RFI: "O Jorge diz que o seu avô não é "sequer uma nota de rodapé na História". Este filme é uma tentativa de corrigir a História?"

Jorge Vaz Gomes, Realizador de “Soldado Nobre”: "Eu acho que não é uma tentativa de corrigir a história. É acima de tudo uma empreitada pessoal para resgatar o máximo de informação sobre alguém que me foi muito próximo, embora já tenha morrido há muito tempo. Estamos a falar do avô da minha mãe, alguém que morreu muito cedo, que deixou marcas. Deixou marcas fortes na mulher dele, deixou histórias para a filha, deixou histórias para os netos, para os bisnetos e tem esta particularidade de não ter sido mais um bisavô como outro qualquer que é apenas um nome numa certidão de nascimento.

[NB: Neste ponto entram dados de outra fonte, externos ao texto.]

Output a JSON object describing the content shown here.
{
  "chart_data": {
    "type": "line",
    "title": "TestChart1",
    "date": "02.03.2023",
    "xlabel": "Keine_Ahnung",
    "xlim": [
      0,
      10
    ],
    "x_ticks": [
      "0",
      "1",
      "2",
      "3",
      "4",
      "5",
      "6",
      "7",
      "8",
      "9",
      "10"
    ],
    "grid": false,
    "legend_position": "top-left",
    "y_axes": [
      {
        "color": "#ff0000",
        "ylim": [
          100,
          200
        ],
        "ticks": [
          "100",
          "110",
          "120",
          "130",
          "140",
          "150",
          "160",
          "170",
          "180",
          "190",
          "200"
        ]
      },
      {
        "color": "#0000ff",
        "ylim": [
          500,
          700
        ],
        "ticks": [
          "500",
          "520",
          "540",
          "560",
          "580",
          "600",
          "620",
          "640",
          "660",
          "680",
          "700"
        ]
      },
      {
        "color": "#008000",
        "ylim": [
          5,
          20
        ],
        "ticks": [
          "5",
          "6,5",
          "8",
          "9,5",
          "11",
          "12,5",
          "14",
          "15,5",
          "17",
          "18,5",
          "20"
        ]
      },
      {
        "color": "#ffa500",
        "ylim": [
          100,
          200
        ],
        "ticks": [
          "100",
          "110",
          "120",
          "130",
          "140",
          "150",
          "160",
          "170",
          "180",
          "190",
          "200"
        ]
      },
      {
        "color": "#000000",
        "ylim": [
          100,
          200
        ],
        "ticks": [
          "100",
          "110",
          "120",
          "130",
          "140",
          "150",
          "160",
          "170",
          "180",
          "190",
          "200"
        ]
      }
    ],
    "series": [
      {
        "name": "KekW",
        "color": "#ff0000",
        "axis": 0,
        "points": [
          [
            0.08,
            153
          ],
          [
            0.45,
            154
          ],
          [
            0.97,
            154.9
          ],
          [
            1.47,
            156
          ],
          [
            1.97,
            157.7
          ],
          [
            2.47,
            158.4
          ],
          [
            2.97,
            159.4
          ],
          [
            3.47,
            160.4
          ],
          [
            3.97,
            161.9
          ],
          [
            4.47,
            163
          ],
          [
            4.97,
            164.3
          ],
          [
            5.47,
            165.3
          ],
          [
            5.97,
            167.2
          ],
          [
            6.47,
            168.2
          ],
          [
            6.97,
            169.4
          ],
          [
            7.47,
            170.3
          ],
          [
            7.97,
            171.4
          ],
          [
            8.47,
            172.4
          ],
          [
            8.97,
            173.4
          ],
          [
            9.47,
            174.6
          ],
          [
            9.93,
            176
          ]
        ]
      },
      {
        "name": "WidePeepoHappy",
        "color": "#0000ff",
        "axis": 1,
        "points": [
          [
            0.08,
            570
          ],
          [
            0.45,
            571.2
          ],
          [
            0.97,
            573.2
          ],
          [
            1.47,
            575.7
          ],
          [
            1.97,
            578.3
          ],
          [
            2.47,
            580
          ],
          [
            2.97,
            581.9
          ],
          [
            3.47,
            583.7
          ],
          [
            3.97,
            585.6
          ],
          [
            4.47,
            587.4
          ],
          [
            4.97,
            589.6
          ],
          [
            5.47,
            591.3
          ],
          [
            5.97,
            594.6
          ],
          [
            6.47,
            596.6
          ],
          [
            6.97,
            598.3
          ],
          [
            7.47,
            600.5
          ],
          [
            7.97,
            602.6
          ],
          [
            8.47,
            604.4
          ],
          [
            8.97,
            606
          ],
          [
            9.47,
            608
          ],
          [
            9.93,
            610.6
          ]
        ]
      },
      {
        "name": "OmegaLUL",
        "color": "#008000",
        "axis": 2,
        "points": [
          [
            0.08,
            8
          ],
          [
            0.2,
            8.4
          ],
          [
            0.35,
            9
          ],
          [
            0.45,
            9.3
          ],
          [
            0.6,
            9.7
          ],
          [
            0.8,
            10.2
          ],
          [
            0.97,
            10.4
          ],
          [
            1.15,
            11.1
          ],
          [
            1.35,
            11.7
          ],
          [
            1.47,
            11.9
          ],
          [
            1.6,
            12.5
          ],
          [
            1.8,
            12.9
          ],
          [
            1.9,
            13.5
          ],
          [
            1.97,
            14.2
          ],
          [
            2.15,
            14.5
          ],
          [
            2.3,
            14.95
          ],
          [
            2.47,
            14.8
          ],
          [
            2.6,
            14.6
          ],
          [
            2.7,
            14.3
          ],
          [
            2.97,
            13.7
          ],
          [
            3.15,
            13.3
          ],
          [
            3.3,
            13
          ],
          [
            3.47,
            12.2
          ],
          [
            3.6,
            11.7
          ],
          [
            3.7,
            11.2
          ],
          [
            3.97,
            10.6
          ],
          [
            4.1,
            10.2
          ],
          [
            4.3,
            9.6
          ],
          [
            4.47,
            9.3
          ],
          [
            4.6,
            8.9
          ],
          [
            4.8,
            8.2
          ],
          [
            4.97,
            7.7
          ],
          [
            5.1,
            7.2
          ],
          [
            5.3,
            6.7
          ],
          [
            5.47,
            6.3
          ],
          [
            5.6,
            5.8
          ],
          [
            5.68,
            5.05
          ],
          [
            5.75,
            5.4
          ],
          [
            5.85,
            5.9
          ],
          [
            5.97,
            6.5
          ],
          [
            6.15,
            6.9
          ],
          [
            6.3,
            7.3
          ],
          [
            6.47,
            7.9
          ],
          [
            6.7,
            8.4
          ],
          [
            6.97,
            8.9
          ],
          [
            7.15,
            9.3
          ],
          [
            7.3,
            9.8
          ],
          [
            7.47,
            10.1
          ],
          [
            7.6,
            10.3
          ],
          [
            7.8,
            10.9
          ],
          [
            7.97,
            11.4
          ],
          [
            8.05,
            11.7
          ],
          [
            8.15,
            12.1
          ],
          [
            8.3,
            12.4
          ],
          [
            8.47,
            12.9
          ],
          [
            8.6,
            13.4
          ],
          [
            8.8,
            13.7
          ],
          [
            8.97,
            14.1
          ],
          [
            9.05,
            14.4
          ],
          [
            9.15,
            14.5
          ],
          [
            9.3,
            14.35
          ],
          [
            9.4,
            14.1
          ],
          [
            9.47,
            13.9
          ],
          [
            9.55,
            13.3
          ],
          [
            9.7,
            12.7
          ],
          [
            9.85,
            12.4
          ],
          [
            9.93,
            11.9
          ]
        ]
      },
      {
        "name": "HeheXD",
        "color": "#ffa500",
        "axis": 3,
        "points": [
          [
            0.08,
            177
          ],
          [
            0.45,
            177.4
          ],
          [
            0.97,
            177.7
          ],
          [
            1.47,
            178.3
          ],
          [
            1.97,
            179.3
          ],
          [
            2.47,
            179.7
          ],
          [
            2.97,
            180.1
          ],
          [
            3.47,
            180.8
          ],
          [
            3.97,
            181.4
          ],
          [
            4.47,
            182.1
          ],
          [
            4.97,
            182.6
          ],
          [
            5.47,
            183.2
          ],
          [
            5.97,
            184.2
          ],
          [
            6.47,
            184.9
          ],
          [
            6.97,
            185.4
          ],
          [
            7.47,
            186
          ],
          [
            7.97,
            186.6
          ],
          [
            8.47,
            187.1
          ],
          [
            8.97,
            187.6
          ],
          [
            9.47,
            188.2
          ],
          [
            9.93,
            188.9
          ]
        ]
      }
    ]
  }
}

De todos os bisavôs que eu tive, este, em particular, tem uma história forte por detrás que é o facto de ter combatido na Primeira Guerra Mundial, de ter passado dois anos nas trincheiras. Para mim, enquanto pessoa fascinada pelo passado e pela história da minha família, enquanto passado próprio e passado que se cruza com um passado mais universal, é muito difícil eu saber que tive um bisavô a quem aconteceu isto e não tentar saber o máximo sobre ele."

"É por isso que você diz que “ele não é sequer uma nota de rodapé na história”?  Quis tentar reinscrever na História as histórias que a História esqueceu?"

"Sim. O Tolstoi dizia que a História é feita de pequenas histórias, de pequenos homens, mais do que de grandes feitos. Ele escreve o “Guerra e Paz” precisamente nesse sentido, uma espécie de afirmação de que mais do que o Napoleão ou do que os grandes generais do Napoleão ou Kutuzov e os generais russos, eram os soldados rasos que escreviam realmente a História.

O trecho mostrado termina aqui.